Title: Data Engineer
Location: 100% Remote
Duration: 12 Months
Key skills: Expertise in Python, snowflake and AWS
Responsibilities:
Build and Manage Data Pipelines:
Create and maintain data pipelines to move and transform data using Python and pandas.
Cloud Services:
Use AWS tools like S3 for storage, CloudFormation for setup, CloudWatch for monitoring, API Gateway for APIs, and Kinesis Streams for real-time data.
Work with Snowflake:
Manage and optimize data in Snowflake, ensuring efficient storage and access.
Write SQL Queries:
Use SQL to pull, update, and analyze data.

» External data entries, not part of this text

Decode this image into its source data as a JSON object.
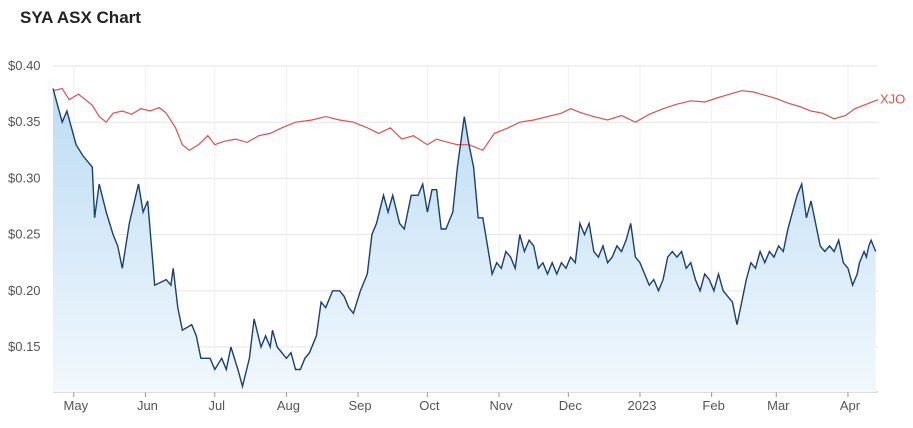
{
  "chart_data": {
    "type": "line",
    "title": "SYA ASX Chart",
    "ylim": [
      0.11,
      0.4
    ],
    "y_ticks": [
      {
        "value": 0.4,
        "label": "$0.40"
      },
      {
        "value": 0.35,
        "label": "$0.35"
      },
      {
        "value": 0.3,
        "label": "$0.30"
      },
      {
        "value": 0.25,
        "label": "$0.25"
      },
      {
        "value": 0.2,
        "label": "$0.20"
      },
      {
        "value": 0.15,
        "label": "$0.15"
      }
    ],
    "x_range": [
      "2022-04-22",
      "2023-04-14"
    ],
    "x_ticks": [
      {
        "date": "2022-05-01",
        "label": "May"
      },
      {
        "date": "2022-06-01",
        "label": "Jun"
      },
      {
        "date": "2022-07-01",
        "label": "Jul"
      },
      {
        "date": "2022-08-01",
        "label": "Aug"
      },
      {
        "date": "2022-09-01",
        "label": "Sep"
      },
      {
        "date": "2022-10-01",
        "label": "Oct"
      },
      {
        "date": "2022-11-01",
        "label": "Nov"
      },
      {
        "date": "2022-12-01",
        "label": "Dec"
      },
      {
        "date": "2023-01-01",
        "label": "2023"
      },
      {
        "date": "2023-02-01",
        "label": "Feb"
      },
      {
        "date": "2023-03-01",
        "label": "Mar"
      },
      {
        "date": "2023-04-01",
        "label": "Apr"
      }
    ],
    "grid": true,
    "colors": {
      "sya": "#1b3f6e",
      "xjo": "#d9534f",
      "fill_top": "#bcdcf4",
      "fill_bottom": "#f2f8fd",
      "grid": "#e6e6e6"
    },
    "series": [
      {
        "name": "SYA",
        "points": [
          [
            "2022-04-22",
            0.38
          ],
          [
            "2022-04-26",
            0.35
          ],
          [
            "2022-04-28",
            0.36
          ],
          [
            "2022-05-02",
            0.33
          ],
          [
            "2022-05-05",
            0.32
          ],
          [
            "2022-05-09",
            0.31
          ],
          [
            "2022-05-10",
            0.265
          ],
          [
            "2022-05-12",
            0.295
          ],
          [
            "2022-05-15",
            0.27
          ],
          [
            "2022-05-18",
            0.25
          ],
          [
            "2022-05-20",
            0.24
          ],
          [
            "2022-05-22",
            0.22
          ],
          [
            "2022-05-25",
            0.26
          ],
          [
            "2022-05-29",
            0.295
          ],
          [
            "2022-05-31",
            0.27
          ],
          [
            "2022-06-02",
            0.28
          ],
          [
            "2022-06-05",
            0.205
          ],
          [
            "2022-06-10",
            0.21
          ],
          [
            "2022-06-12",
            0.205
          ],
          [
            "2022-06-13",
            0.22
          ],
          [
            "2022-06-15",
            0.185
          ],
          [
            "2022-06-17",
            0.165
          ],
          [
            "2022-06-21",
            0.17
          ],
          [
            "2022-06-23",
            0.16
          ],
          [
            "2022-06-25",
            0.14
          ],
          [
            "2022-06-29",
            0.14
          ],
          [
            "2022-07-01",
            0.13
          ],
          [
            "2022-07-04",
            0.14
          ],
          [
            "2022-07-06",
            0.13
          ],
          [
            "2022-07-08",
            0.15
          ],
          [
            "2022-07-11",
            0.13
          ],
          [
            "2022-07-13",
            0.115
          ],
          [
            "2022-07-16",
            0.14
          ],
          [
            "2022-07-18",
            0.175
          ],
          [
            "2022-07-21",
            0.15
          ],
          [
            "2022-07-23",
            0.16
          ],
          [
            "2022-07-25",
            0.15
          ],
          [
            "2022-07-26",
            0.165
          ],
          [
            "2022-07-28",
            0.15
          ],
          [
            "2022-08-01",
            0.14
          ],
          [
            "2022-08-03",
            0.145
          ],
          [
            "2022-08-05",
            0.13
          ],
          [
            "2022-08-07",
            0.13
          ],
          [
            "2022-08-09",
            0.14
          ],
          [
            "2022-08-11",
            0.145
          ],
          [
            "2022-08-14",
            0.16
          ],
          [
            "2022-08-16",
            0.19
          ],
          [
            "2022-08-18",
            0.185
          ],
          [
            "2022-08-21",
            0.2
          ],
          [
            "2022-08-24",
            0.2
          ],
          [
            "2022-08-26",
            0.195
          ],
          [
            "2022-08-28",
            0.185
          ],
          [
            "2022-08-30",
            0.18
          ],
          [
            "2022-09-02",
            0.2
          ],
          [
            "2022-09-05",
            0.215
          ],
          [
            "2022-09-07",
            0.25
          ],
          [
            "2022-09-09",
            0.26
          ],
          [
            "2022-09-12",
            0.285
          ],
          [
            "2022-09-14",
            0.27
          ],
          [
            "2022-09-16",
            0.285
          ],
          [
            "2022-09-19",
            0.26
          ],
          [
            "2022-09-21",
            0.255
          ],
          [
            "2022-09-24",
            0.285
          ],
          [
            "2022-09-27",
            0.285
          ],
          [
            "2022-09-29",
            0.295
          ],
          [
            "2022-10-01",
            0.27
          ],
          [
            "2022-10-03",
            0.29
          ],
          [
            "2022-10-05",
            0.29
          ],
          [
            "2022-10-07",
            0.255
          ],
          [
            "2022-10-09",
            0.255
          ],
          [
            "2022-10-12",
            0.27
          ],
          [
            "2022-10-14",
            0.31
          ],
          [
            "2022-10-17",
            0.355
          ],
          [
            "2022-10-19",
            0.33
          ],
          [
            "2022-10-21",
            0.31
          ],
          [
            "2022-10-23",
            0.265
          ],
          [
            "2022-10-25",
            0.265
          ],
          [
            "2022-10-27",
            0.24
          ],
          [
            "2022-10-29",
            0.215
          ],
          [
            "2022-10-31",
            0.225
          ],
          [
            "2022-11-02",
            0.22
          ],
          [
            "2022-11-04",
            0.235
          ],
          [
            "2022-11-06",
            0.23
          ],
          [
            "2022-11-08",
            0.22
          ],
          [
            "2022-11-10",
            0.25
          ],
          [
            "2022-11-12",
            0.235
          ],
          [
            "2022-11-14",
            0.245
          ],
          [
            "2022-11-16",
            0.24
          ],
          [
            "2022-11-18",
            0.22
          ],
          [
            "2022-11-20",
            0.225
          ],
          [
            "2022-11-22",
            0.215
          ],
          [
            "2022-11-24",
            0.225
          ],
          [
            "2022-11-26",
            0.215
          ],
          [
            "2022-11-28",
            0.225
          ],
          [
            "2022-11-30",
            0.22
          ],
          [
            "2022-12-02",
            0.23
          ],
          [
            "2022-12-04",
            0.225
          ],
          [
            "2022-12-06",
            0.26
          ],
          [
            "2022-12-08",
            0.25
          ],
          [
            "2022-12-10",
            0.26
          ],
          [
            "2022-12-12",
            0.235
          ],
          [
            "2022-12-14",
            0.23
          ],
          [
            "2022-12-16",
            0.24
          ],
          [
            "2022-12-18",
            0.225
          ],
          [
            "2022-12-20",
            0.23
          ],
          [
            "2022-12-22",
            0.24
          ],
          [
            "2022-12-24",
            0.235
          ],
          [
            "2022-12-26",
            0.245
          ],
          [
            "2022-12-28",
            0.26
          ],
          [
            "2022-12-30",
            0.23
          ],
          [
            "2023-01-01",
            0.225
          ],
          [
            "2023-01-03",
            0.215
          ],
          [
            "2023-01-05",
            0.205
          ],
          [
            "2023-01-07",
            0.21
          ],
          [
            "2023-01-09",
            0.2
          ],
          [
            "2023-01-11",
            0.21
          ],
          [
            "2023-01-13",
            0.23
          ],
          [
            "2023-01-15",
            0.235
          ],
          [
            "2023-01-17",
            0.23
          ],
          [
            "2023-01-19",
            0.235
          ],
          [
            "2023-01-21",
            0.22
          ],
          [
            "2023-01-23",
            0.225
          ],
          [
            "2023-01-25",
            0.21
          ],
          [
            "2023-01-27",
            0.2
          ],
          [
            "2023-01-29",
            0.215
          ],
          [
            "2023-01-31",
            0.21
          ],
          [
            "2023-02-02",
            0.2
          ],
          [
            "2023-02-04",
            0.215
          ],
          [
            "2023-02-06",
            0.2
          ],
          [
            "2023-02-08",
            0.195
          ],
          [
            "2023-02-10",
            0.19
          ],
          [
            "2023-02-12",
            0.17
          ],
          [
            "2023-02-14",
            0.19
          ],
          [
            "2023-02-16",
            0.21
          ],
          [
            "2023-02-18",
            0.225
          ],
          [
            "2023-02-20",
            0.22
          ],
          [
            "2023-02-22",
            0.235
          ],
          [
            "2023-02-24",
            0.225
          ],
          [
            "2023-02-26",
            0.235
          ],
          [
            "2023-02-28",
            0.23
          ],
          [
            "2023-03-02",
            0.24
          ],
          [
            "2023-03-04",
            0.235
          ],
          [
            "2023-03-06",
            0.255
          ],
          [
            "2023-03-08",
            0.27
          ],
          [
            "2023-03-10",
            0.285
          ],
          [
            "2023-03-12",
            0.295
          ],
          [
            "2023-03-14",
            0.265
          ],
          [
            "2023-03-16",
            0.28
          ],
          [
            "2023-03-18",
            0.26
          ],
          [
            "2023-03-20",
            0.24
          ],
          [
            "2023-03-22",
            0.235
          ],
          [
            "2023-03-24",
            0.24
          ],
          [
            "2023-03-26",
            0.235
          ],
          [
            "2023-03-28",
            0.245
          ],
          [
            "2023-03-30",
            0.225
          ],
          [
            "2023-04-01",
            0.22
          ],
          [
            "2023-04-03",
            0.205
          ],
          [
            "2023-04-05",
            0.215
          ],
          [
            "2023-04-06",
            0.225
          ],
          [
            "2023-04-07",
            0.23
          ],
          [
            "2023-04-08",
            0.235
          ],
          [
            "2023-04-09",
            0.23
          ],
          [
            "2023-04-10",
            0.24
          ],
          [
            "2023-04-11",
            0.245
          ],
          [
            "2023-04-12",
            0.24
          ],
          [
            "2023-04-13",
            0.235
          ]
        ]
      },
      {
        "name": "XJO",
        "points": [
          [
            "2022-04-22",
            0.378
          ],
          [
            "2022-04-26",
            0.38
          ],
          [
            "2022-04-29",
            0.37
          ],
          [
            "2022-05-03",
            0.375
          ],
          [
            "2022-05-06",
            0.37
          ],
          [
            "2022-05-09",
            0.365
          ],
          [
            "2022-05-12",
            0.355
          ],
          [
            "2022-05-15",
            0.35
          ],
          [
            "2022-05-18",
            0.358
          ],
          [
            "2022-05-22",
            0.36
          ],
          [
            "2022-05-26",
            0.357
          ],
          [
            "2022-05-30",
            0.362
          ],
          [
            "2022-06-03",
            0.36
          ],
          [
            "2022-06-07",
            0.363
          ],
          [
            "2022-06-10",
            0.358
          ],
          [
            "2022-06-14",
            0.345
          ],
          [
            "2022-06-17",
            0.33
          ],
          [
            "2022-06-20",
            0.325
          ],
          [
            "2022-06-24",
            0.33
          ],
          [
            "2022-06-28",
            0.338
          ],
          [
            "2022-07-01",
            0.33
          ],
          [
            "2022-07-05",
            0.333
          ],
          [
            "2022-07-10",
            0.335
          ],
          [
            "2022-07-15",
            0.332
          ],
          [
            "2022-07-20",
            0.338
          ],
          [
            "2022-07-25",
            0.34
          ],
          [
            "2022-07-30",
            0.345
          ],
          [
            "2022-08-05",
            0.35
          ],
          [
            "2022-08-12",
            0.352
          ],
          [
            "2022-08-18",
            0.355
          ],
          [
            "2022-08-24",
            0.352
          ],
          [
            "2022-08-30",
            0.35
          ],
          [
            "2022-09-05",
            0.345
          ],
          [
            "2022-09-10",
            0.34
          ],
          [
            "2022-09-15",
            0.345
          ],
          [
            "2022-09-20",
            0.335
          ],
          [
            "2022-09-25",
            0.338
          ],
          [
            "2022-10-01",
            0.33
          ],
          [
            "2022-10-05",
            0.335
          ],
          [
            "2022-10-10",
            0.332
          ],
          [
            "2022-10-14",
            0.33
          ],
          [
            "2022-10-19",
            0.33
          ],
          [
            "2022-10-25",
            0.325
          ],
          [
            "2022-10-30",
            0.34
          ],
          [
            "2022-11-05",
            0.345
          ],
          [
            "2022-11-10",
            0.35
          ],
          [
            "2022-11-16",
            0.352
          ],
          [
            "2022-11-22",
            0.355
          ],
          [
            "2022-11-28",
            0.358
          ],
          [
            "2022-12-02",
            0.362
          ],
          [
            "2022-12-07",
            0.358
          ],
          [
            "2022-12-12",
            0.355
          ],
          [
            "2022-12-18",
            0.352
          ],
          [
            "2022-12-24",
            0.356
          ],
          [
            "2022-12-30",
            0.35
          ],
          [
            "2023-01-05",
            0.357
          ],
          [
            "2023-01-11",
            0.362
          ],
          [
            "2023-01-17",
            0.366
          ],
          [
            "2023-01-23",
            0.369
          ],
          [
            "2023-01-29",
            0.368
          ],
          [
            "2023-02-04",
            0.372
          ],
          [
            "2023-02-09",
            0.375
          ],
          [
            "2023-02-14",
            0.378
          ],
          [
            "2023-02-19",
            0.377
          ],
          [
            "2023-02-24",
            0.374
          ],
          [
            "2023-03-01",
            0.371
          ],
          [
            "2023-03-06",
            0.367
          ],
          [
            "2023-03-11",
            0.364
          ],
          [
            "2023-03-16",
            0.36
          ],
          [
            "2023-03-21",
            0.358
          ],
          [
            "2023-03-26",
            0.353
          ],
          [
            "2023-03-31",
            0.356
          ],
          [
            "2023-04-04",
            0.362
          ],
          [
            "2023-04-09",
            0.366
          ],
          [
            "2023-04-14",
            0.37
          ]
        ]
      }
    ]
  }
}
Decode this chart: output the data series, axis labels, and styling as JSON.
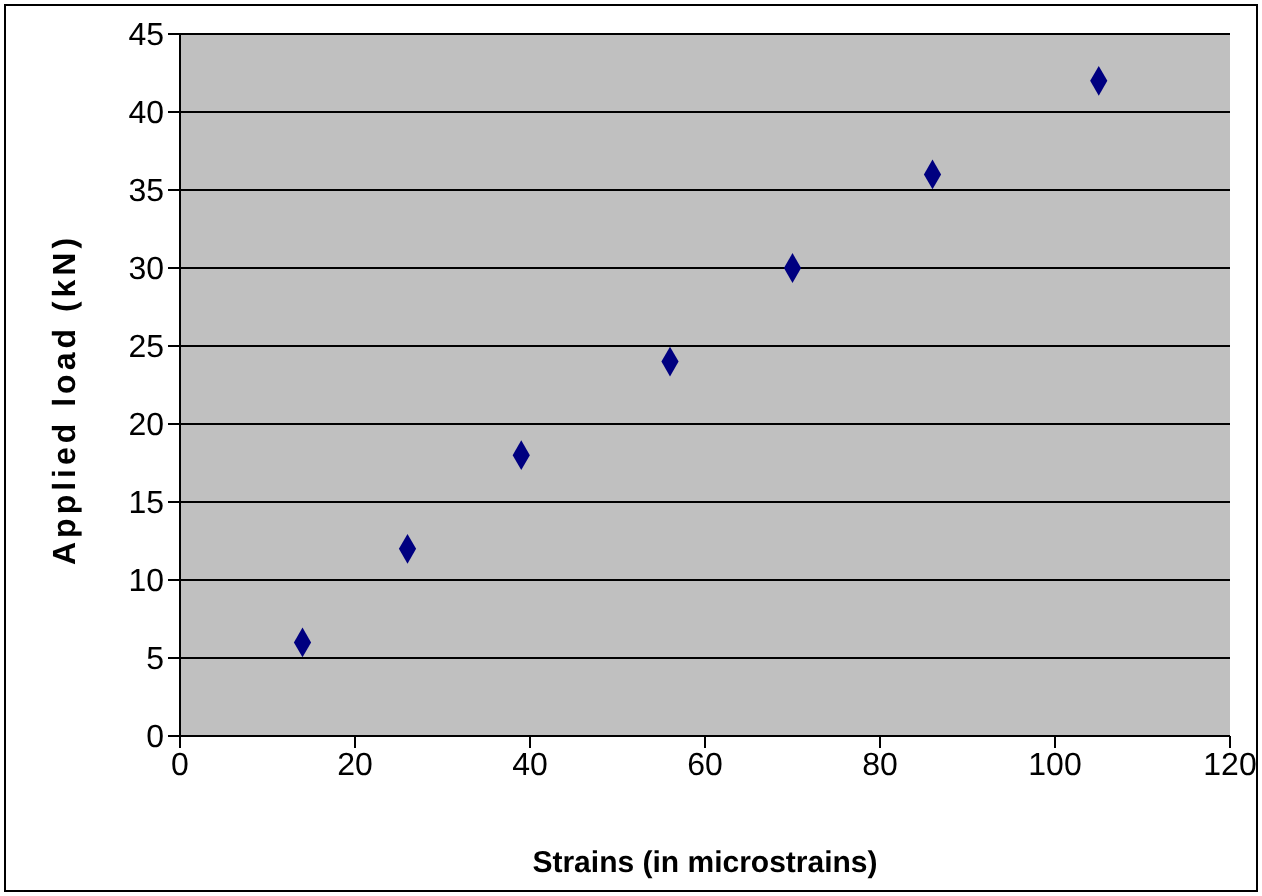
{
  "chart_data": {
    "type": "scatter",
    "xlabel": "Strains (in microstrains)",
    "ylabel": "Applied load  (kN)",
    "x": [
      14,
      26,
      39,
      56,
      70,
      86,
      105
    ],
    "series": [
      {
        "color": "#000080",
        "values": [
          6,
          12,
          18,
          24,
          30,
          36,
          42
        ]
      }
    ],
    "xlim": [
      0,
      120
    ],
    "xticks": [
      0,
      20,
      40,
      60,
      80,
      100,
      120
    ],
    "ylim": [
      0,
      45
    ],
    "yticks": [
      0,
      5,
      10,
      15,
      20,
      25,
      30,
      35,
      40,
      45
    ],
    "grid": "y",
    "marker": "diamond",
    "legend": false
  }
}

Version Control and Deployment:
Use GitHub for tracking changes and Azure DevOps for automating deployments.
Monitor Systems:
Track and address issues with data systems using AWS CloudWatch and other tools.
Collaborate and Document:
Work with other teams to understand data needs and document processes.
Ensure Data Quality:
Implement practices to keep data accurate and secure.
Required Skills:
Python: Experience with Python and pandas for data tasks.
AWS: Familiarity with AWS services like S3, CloudFormation, CloudWatch, API Gateway, and Kinesis Streams.
Snowflake: Experience with Snowflake for managing data.
SQL and NoSQL: Ability to write and optimize Both SQL/NoSQL queries.
Azure DevOps: Use Azure DevOps for continuous integration and deployment.
GitHub: Manage code versions and collaborate using GitHub.